To the world at large, Giorgis seemed a man of few words. Even those endless lonely hours at sea had not made him yearn for conversation when he was on dry land. He loved the sound of silence, and when he passed the evening at the
kafenion
table - a requirement of manhood rather an optional social activity - he remained quiet, listening to the people around him just as though he was out at sea listening to the lap of the waves against the hull of his boat.
 
Though his family knew his warm heart and his affectionate embrace, casual acquaintances found his uncommunicative behaviour almost antisocial at times. Those who knew him better saw it as a reflection of a quiet stoicism, a quality that stood him in good stead now that his circumstances had changed so drastically.
 
Life for Giorgis had rarely been anything but tough.
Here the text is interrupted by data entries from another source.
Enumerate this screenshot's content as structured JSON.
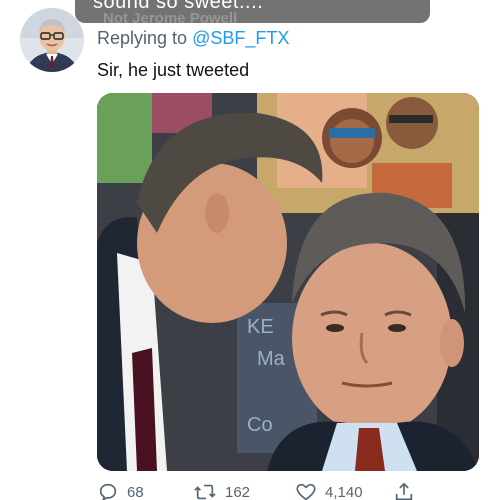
{
  "toast": {
    "text": "sound so sweet....",
    "ghost_text": "Not Jerome Powell"
  },
  "tweet": {
    "replying_prefix": "Replying to",
    "replying_handle": "@SBF_FTX",
    "text": "Sir, he just tweeted"
  },
  "actions": {
    "replies": "68",
    "retweets": "162",
    "likes": "4,140"
  },
  "icons": {
    "reply": "reply-icon",
    "retweet": "retweet-icon",
    "like": "heart-icon",
    "share": "share-icon"
  },
  "colors": {
    "link": "#1d9bf0",
    "secondary_text": "#536471",
    "primary_text": "#0f1419"
  }
}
He was a fisherman like his father and grandfather before him, and like them he had become hardened to long stretches spent at sea. These would usually be whiled away in tedious hours of chilly inactivity, but sometimes the long, dark nights would be spent battling against the wild waves, and at times like those there was a distinct danger that the sea might have its way and consume him once and for all. It was a life spent crouched low in the hull of a wooden caique, but a Cretan fisherman never questioned his lot. For him it was fate, not choice.
 
For several years before Eleni had been exiled there, Giorgis had supplemented his income by making deliveries to Spinalonga. Nowadays he had a boat with a motor and would go there once a week with crates of essential items, dropping them off on the jetty for collection by the lepers.